Our walk home this year is what changes things. On our way back to the house, my mother tells me she is excited because she will be going with my nephews to synagogue on Friday morning. At first, I think my brother will be bringing them to our synagogue. He doesn’t live too far away but he would have to drive them over. But then my mother assures me that he is not driving, in fact SHE is driving to their house in the morning and going to a new synagogue in my brother’s neighborhood. I stop walking and have to sit down.
During my most challenging times of trying to balance two cultures and two religions in my own home and trying to give my daughter the gift of both beautiful worlds, I have never broken my own traditions to do so. I have never told my mother I was not going to synagogue with her. I have never missed a Passover seder. So it shocked me when my mother decided to do something she has never done before on our most important holiday. It also shocked me that I hadn’t been invited. I was stunned.

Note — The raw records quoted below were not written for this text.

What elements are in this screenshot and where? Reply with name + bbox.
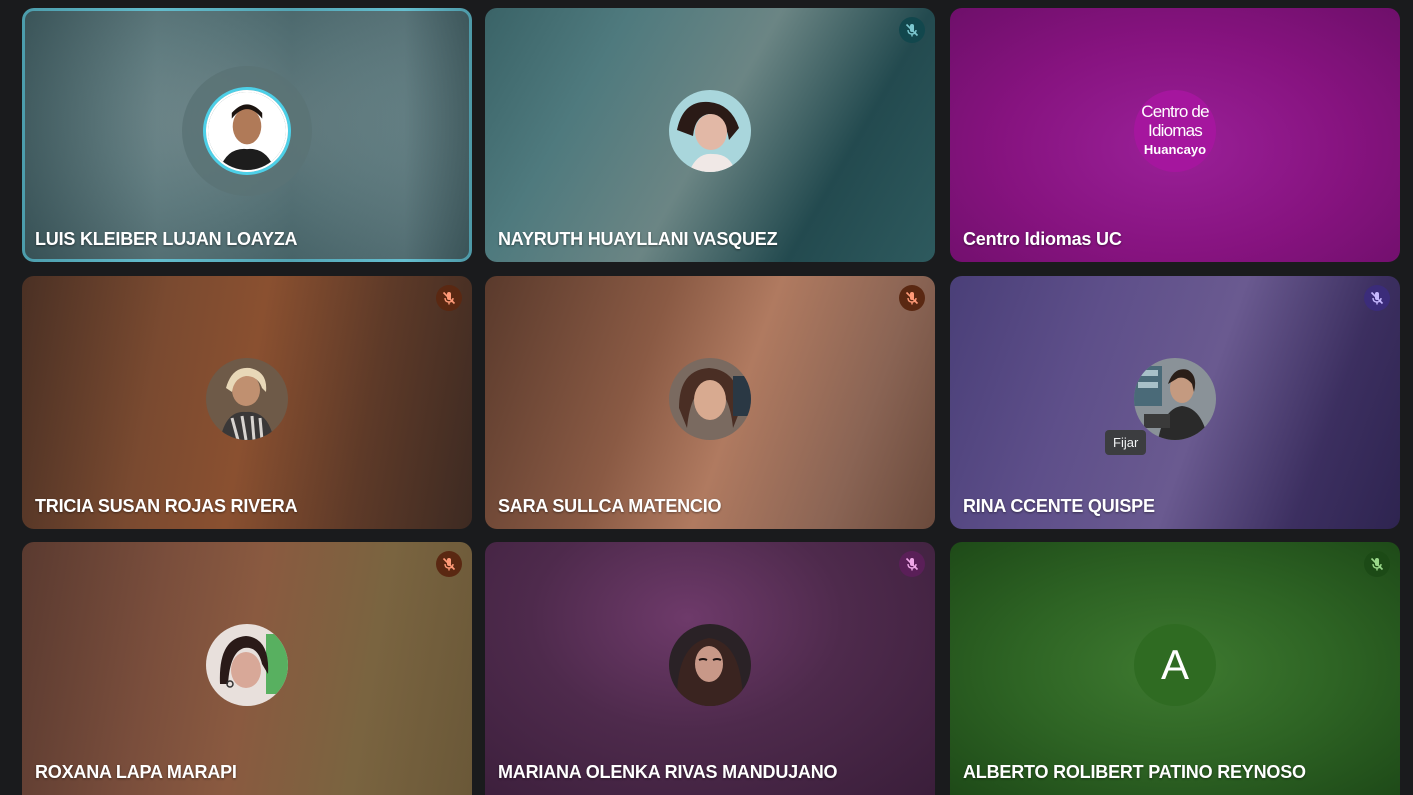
mic-off-icon xyxy=(899,285,925,311)
avatar: Centro de Idiomas Huancayo xyxy=(1134,90,1216,172)
participant-name: NAYRUTH HUAYLLANI VASQUEZ xyxy=(498,229,778,249)
centro-idiomas-logo: Centro de Idiomas Huancayo xyxy=(1134,90,1216,172)
person-photo-icon xyxy=(206,357,288,440)
participant-tile-tricia[interactable]: TRICIA SUSAN ROJAS RIVERA xyxy=(22,276,472,529)
mic-off-icon xyxy=(1364,551,1390,577)
participant-name: LUIS KLEIBER LUJAN LOAYZA xyxy=(35,229,298,249)
participant-tile-luis[interactable]: LUIS KLEIBER LUJAN LOAYZA xyxy=(22,8,472,262)
avatar xyxy=(206,90,288,172)
meeting-participant-grid: LUIS KLEIBER LUJAN LOAYZA NAYRUTH HUAYLL… xyxy=(0,0,1413,795)
mic-off-icon xyxy=(436,285,462,311)
participant-name: MARIANA OLENKA RIVAS MANDUJANO xyxy=(498,762,838,782)
avatar xyxy=(1134,357,1216,440)
participant-name: ROXANA LAPA MARAPI xyxy=(35,762,237,782)
participant-tile-nayruth[interactable]: NAYRUTH HUAYLLANI VASQUEZ xyxy=(485,8,935,262)
pin-tooltip: Fijar xyxy=(1105,430,1147,455)
mic-off-icon xyxy=(436,551,462,577)
mic-off-icon xyxy=(1364,285,1390,311)
participant-tile-rina[interactable]: Fijar RINA CCENTE QUISPE xyxy=(950,276,1400,529)
letter-avatar: A xyxy=(1134,623,1216,706)
person-photo-icon xyxy=(206,90,288,172)
person-photo-icon xyxy=(669,90,751,172)
avatar xyxy=(206,357,288,440)
mic-off-icon xyxy=(899,17,925,43)
participant-name: Centro Idiomas UC xyxy=(963,229,1122,249)
avatar xyxy=(206,623,288,706)
participant-name: SARA SULLCA MATENCIO xyxy=(498,496,722,516)
participant-name: RINA CCENTE QUISPE xyxy=(963,496,1155,516)
participant-tile-mariana[interactable]: MARIANA OLENKA RIVAS MANDUJANO xyxy=(485,542,935,795)
avatar xyxy=(669,90,751,172)
person-photo-icon xyxy=(206,623,288,706)
participant-name: TRICIA SUSAN ROJAS RIVERA xyxy=(35,496,298,516)
person-photo-icon xyxy=(669,623,751,706)
avatar: A xyxy=(1134,623,1216,706)
participant-name: ALBERTO ROLIBERT PATINO REYNOSO xyxy=(963,762,1306,782)
participant-tile-centro-idiomas[interactable]: Centro de Idiomas Huancayo Centro Idioma… xyxy=(950,8,1400,262)
avatar xyxy=(669,357,751,440)
participant-tile-alberto[interactable]: A ALBERTO ROLIBERT PATINO REYNOSO xyxy=(950,542,1400,795)
participant-tile-sara[interactable]: SARA SULLCA MATENCIO xyxy=(485,276,935,529)
mic-off-icon xyxy=(899,551,925,577)
person-photo-icon xyxy=(669,357,751,440)
avatar xyxy=(669,623,751,706)
person-photo-icon xyxy=(1134,357,1216,440)
participant-tile-roxana[interactable]: ROXANA LAPA MARAPI xyxy=(22,542,472,795)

The next morning was a beautiful day in Brooklyn. It was what Rosh Hashanah is made of. The neighborhood was green and the sky was a piercing blue. There was no humidity. The sidewalks had cooled off and the Orthodox women in my neighborhood shuffled by in their best dresses. Lilac, burgundy, opal and sea foam green were the colors of the day’s fabric. I walked out of my house without my mother. At first, I thought that I should try a new synagogue. Next door to our apartment, where I held a baby naming for my daughter, they had a service. When I walked in and the woman asked if I needed help I told her I had forgotten something at home and I walked back out onto the street.

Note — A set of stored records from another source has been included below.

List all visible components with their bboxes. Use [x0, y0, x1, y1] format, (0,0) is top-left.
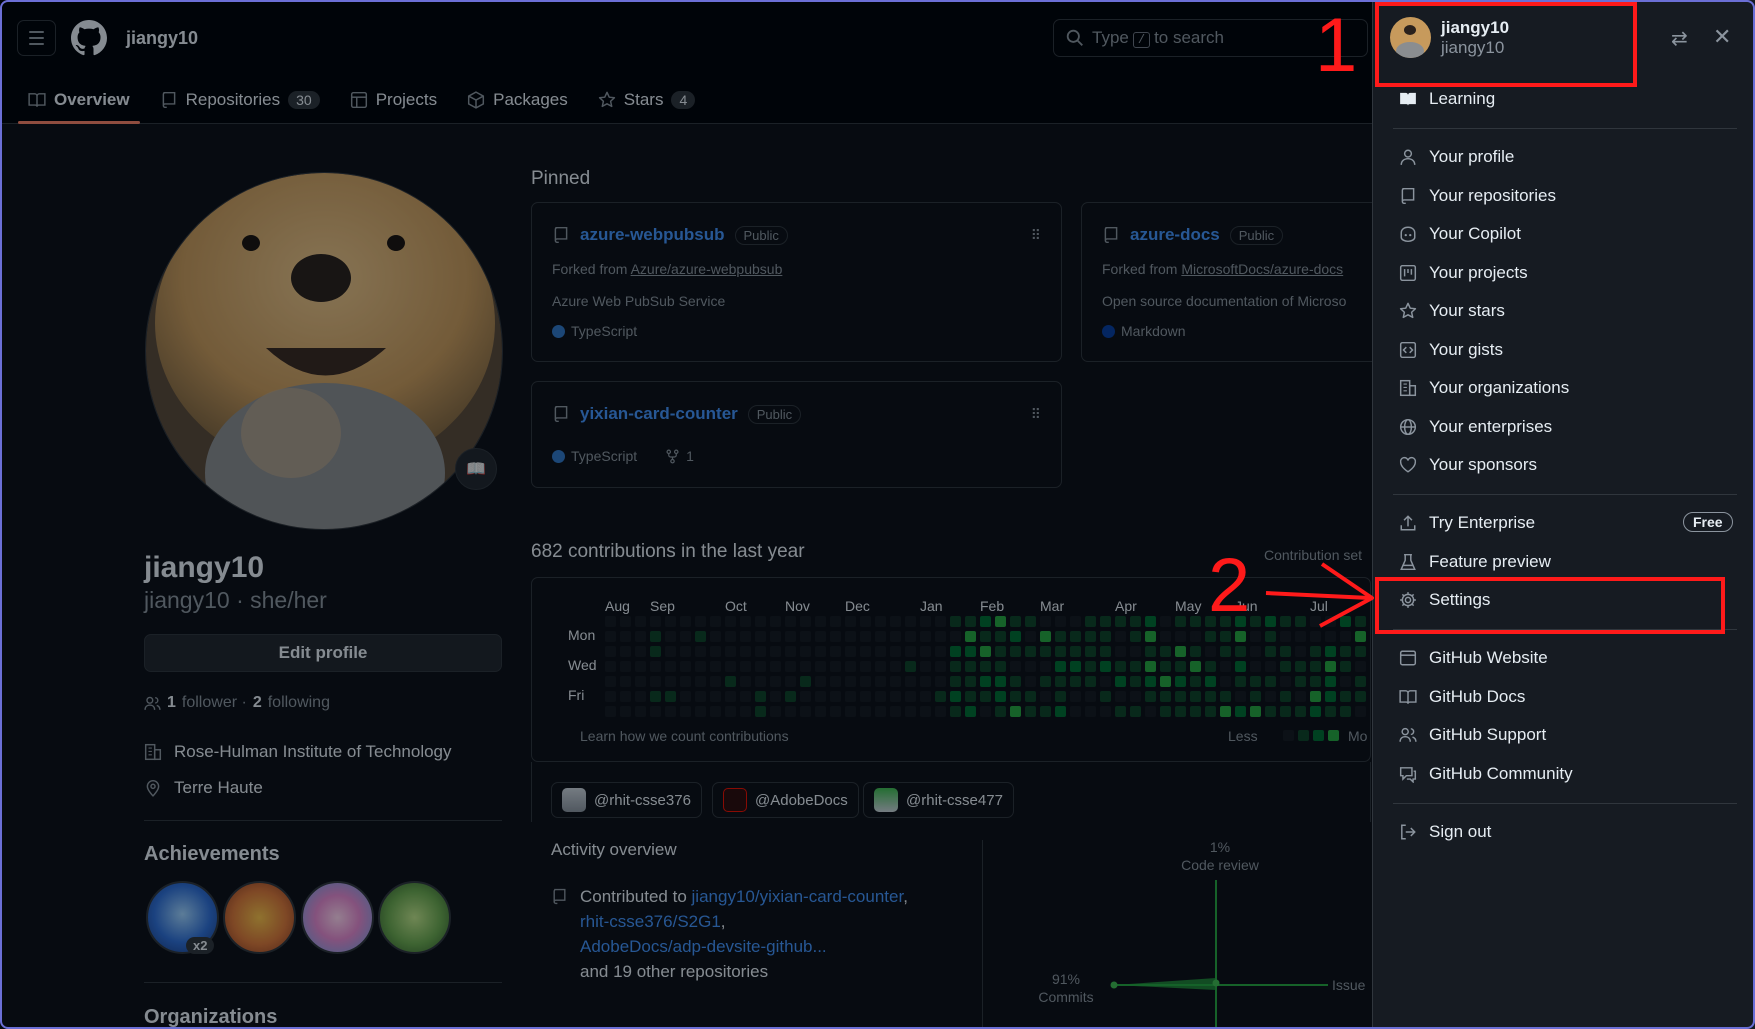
- menu-item-your-projects[interactable]: Your projects: [1399, 263, 1528, 283]
- menu-item-your-gists[interactable]: Your gists: [1399, 340, 1503, 360]
- annotation-box-settings: [1375, 577, 1725, 634]
- star-icon: [1399, 302, 1417, 319]
- menu-item-label: GitHub Support: [1429, 725, 1547, 744]
- menu-item-label: Your Copilot: [1429, 224, 1521, 243]
- menu-item-github-community[interactable]: GitHub Community: [1399, 764, 1573, 784]
- project-icon: [1399, 264, 1417, 282]
- free-badge: Free: [1683, 512, 1733, 532]
- menu-item-label: Your organizations: [1429, 378, 1570, 397]
- people-icon: [1399, 727, 1417, 742]
- menu-item-label: Your enterprises: [1429, 417, 1553, 436]
- heart-icon: [1399, 456, 1417, 473]
- user-menu-drawer: jiangy10 jiangy10 ⇄ ✕ Learning Your prof…: [1372, 0, 1755, 1029]
- menu-item-your-stars[interactable]: Your stars: [1399, 301, 1505, 321]
- menu-item-label: Your profile: [1429, 147, 1515, 166]
- menu-separator: [1393, 494, 1737, 495]
- menu-item-label: GitHub Community: [1429, 764, 1573, 783]
- menu-item-label: GitHub Website: [1429, 648, 1548, 667]
- annotation-step-2: 2: [1208, 543, 1251, 628]
- annotation-arrow: [1265, 562, 1374, 628]
- menu-item-label: Your gists: [1429, 340, 1504, 359]
- close-icon[interactable]: ✕: [1713, 24, 1731, 50]
- annotation-step-1: 1: [1315, 3, 1358, 88]
- menu-item-learning[interactable]: Learning: [1399, 89, 1495, 109]
- menu-item-github-website[interactable]: GitHub Website: [1399, 648, 1548, 668]
- person-icon: [1400, 149, 1416, 165]
- menu-item-your-profile[interactable]: Your profile: [1399, 147, 1514, 167]
- sign-out-icon: [1401, 824, 1416, 840]
- code-square-icon: [1399, 341, 1417, 359]
- menu-item-feature-preview[interactable]: Feature preview: [1399, 552, 1551, 572]
- menu-item-label: Your repositories: [1429, 186, 1556, 205]
- menu-item-try-enterprise[interactable]: Try Enterprise: [1399, 513, 1535, 533]
- menu-item-label: Your sponsors: [1429, 455, 1538, 474]
- menu-item-your-copilot[interactable]: Your Copilot: [1399, 224, 1521, 244]
- menu-item-your-organizations[interactable]: Your organizations: [1399, 378, 1569, 398]
- menu-item-label: Sign out: [1429, 822, 1492, 841]
- browser-icon: [1399, 650, 1417, 666]
- menu-item-your-sponsors[interactable]: Your sponsors: [1399, 455, 1537, 475]
- book-icon: [1400, 92, 1416, 106]
- copilot-icon: [1400, 226, 1416, 243]
- globe-icon: [1399, 418, 1417, 436]
- menu-item-label: GitHub Docs: [1429, 687, 1526, 706]
- menu-item-your-repositories[interactable]: Your repositories: [1399, 186, 1556, 206]
- comment-icon: [1399, 767, 1417, 783]
- menu-item-label: Your stars: [1429, 301, 1505, 320]
- menu-item-your-enterprises[interactable]: Your enterprises: [1399, 417, 1552, 437]
- menu-item-label: Try Enterprise: [1429, 513, 1536, 532]
- menu-separator: [1393, 803, 1737, 804]
- menu-item-github-docs[interactable]: GitHub Docs: [1399, 687, 1525, 707]
- menu-item-label: Learning: [1429, 89, 1496, 108]
- menu-item-github-support[interactable]: GitHub Support: [1399, 725, 1546, 745]
- menu-item-label: Your projects: [1429, 263, 1528, 282]
- menu-item-sign-out[interactable]: Sign out: [1399, 822, 1491, 842]
- menu-item-label: Feature preview: [1429, 552, 1551, 571]
- organization-icon: [1399, 379, 1417, 397]
- beaker-icon: [1400, 553, 1416, 571]
- menu-separator: [1393, 128, 1737, 129]
- repo-icon: [1401, 187, 1415, 205]
- switch-account-icon[interactable]: ⇄: [1671, 26, 1688, 51]
- upload-icon: [1400, 515, 1416, 531]
- annotation-box-user: [1375, 2, 1637, 87]
- page-overlay[interactable]: [0, 0, 1372, 1029]
- book-open-icon: [1399, 690, 1417, 704]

I took the long walk to synagogue alone. When I approached my seat inside, the rabbi had just brought out the torah and everyone stood. Rosh Hashanah signifies a new beginning. It is the day God opens a new page and decides whether or not we will be forgiven for our past sins. It is a joyous holiday celebrated by the tradition of eating apples dipped in honey for the desire for a sweet year to come. It is on this day that I can always hear my father singing, even though he has been gone for so long. It is on this day that I thank God for the opportunities I have, for a family I have made with two faiths. But it was never in my mind that on this day, I would sit without my mother when she is still alive and well. It was never in my mind that I would miss someone. It never occurred to me that the matriarch of my own childhood family would be the first one to truly break tradition, to unravel it like a typewriter ribbon—as if at the last minute she decided to change the story.